Cette mesure historique concerne les candidats ayant obtenu une moyenne comprise entre 8,50/20 et 9,99/20. Présentée comme un levier d’équité et de modernisation de l’évaluation, elle offre une seconde chance aux élèves concernés.
Une réforme historique pour la Guinée
Le ministère de l’Éducation Nationale a officialisé cette réforme dans un communiqué publié à Conakry ce 29 juin 2026. Cette session de rattrapage sera organisée pour la première fois en République de Guinée, marquant un tournant majeur.
Le ministre Alpha Bacar Barry avait déjà évoqué cette mesure le 14 juin dernier lors de son passage sur la RTG. L’annonce officielle intervient désormais au moment précis du lancement du Baccalauréat unique session 2026.
Instituée par arrêté ministériel, cette réforme s’inscrit dans la volonté gouvernementale de moderniser le système national d’évaluation. Elle vise prioritairement à promouvoir l’équité et à offrir une seconde chance aux candidats répondant aux critères fixés.
Des modalités précises définies
Conformément aux nouvelles dispositions ministérielles, les candidats éligibles seront automatiquement identifiés par la DGECS-CP. La Direction Générale des Examens et Contrôles Scolaires, Concours et Passerelles assurera cette mission stratégique d’identification.
Les épreuves de rattrapage seront organisées dans un délai maximal de 21 jours après la proclamation des résultats. Ce calendrier serré vise à préserver la continuité pédagogique des candidats vers l’enseignement supérieur national guinéen.
Les épreuves porteront sur deux disciplines au maximum selon les nouvelles règles édictées par le ministère. La priorité sera accordée aux disciplines de spécialité de chaque candidat selon sa série au Baccalauréat unique.

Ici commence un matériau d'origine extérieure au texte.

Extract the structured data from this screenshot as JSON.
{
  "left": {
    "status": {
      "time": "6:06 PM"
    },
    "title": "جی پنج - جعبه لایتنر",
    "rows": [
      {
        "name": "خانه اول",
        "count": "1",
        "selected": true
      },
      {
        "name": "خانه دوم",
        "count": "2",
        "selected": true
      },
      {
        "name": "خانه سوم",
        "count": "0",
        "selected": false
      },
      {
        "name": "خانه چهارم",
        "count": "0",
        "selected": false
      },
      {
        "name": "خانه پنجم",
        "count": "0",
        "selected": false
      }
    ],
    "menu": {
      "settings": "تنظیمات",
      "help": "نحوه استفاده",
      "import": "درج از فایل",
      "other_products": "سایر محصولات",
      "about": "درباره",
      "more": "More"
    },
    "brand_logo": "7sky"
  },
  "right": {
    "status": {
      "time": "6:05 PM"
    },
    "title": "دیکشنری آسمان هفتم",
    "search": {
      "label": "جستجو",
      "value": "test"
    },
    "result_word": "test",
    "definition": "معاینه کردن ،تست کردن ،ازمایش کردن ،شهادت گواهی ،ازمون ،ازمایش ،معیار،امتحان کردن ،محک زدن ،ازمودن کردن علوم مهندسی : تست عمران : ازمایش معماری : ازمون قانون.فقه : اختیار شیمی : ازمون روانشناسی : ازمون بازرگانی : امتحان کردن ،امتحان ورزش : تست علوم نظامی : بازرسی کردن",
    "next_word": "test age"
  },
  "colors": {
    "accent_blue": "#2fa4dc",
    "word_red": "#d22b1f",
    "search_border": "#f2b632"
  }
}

Les notes supérieures retenues automatiquement
Les notes obtenues lors de la session de rattrapage remplaceront celles de la session ordinaire lorsqu’elles seront supérieures. Cette règle protège ainsi les candidats contre toute éventuelle régression de leurs performances entre les deux sessions.
À l’issue des délibérations finales, tout candidat obtenant une moyenne définitive d’au moins 10/20 sera déclaré admis. L’admission au Baccalauréat unique sera ainsi accessible à un plus grand nombre de candidats grâce à cette réforme.
Le diplôme délivré aura la même valeur académique et juridique que celui obtenu à la session ordinaire. Cette équivalence garantit la pleine reconnaissance du diplôme obtenu par la voie du rattrapage, tant en Guinée qu’à l’international.
Un engagement pour le mérite et l’équité
Cette réforme traduit l’engagement du gouvernement à renforcer l’efficacité du système éducatif national guinéen. La réduction des situations d’échec liées à de faibles écarts de performance constitue un objectif prioritaire affiché.
La promotion d’une école fondée sur le mérite, l’équité et la réussite de tous guide désormais l’action gouvernementale. Cette philosophie éducative s’inscrit dans la vision plus large portée par le président Mamadi Doumbouya pour la République.
Le contexte de la fin de la transition politique guinéenne favorise par ailleurs ces réformes structurelles ambitieuses. Le secteur éducatif national bénéficie ainsi d’une attention particulière des autorités centrales pour ces nouvelles évolutions.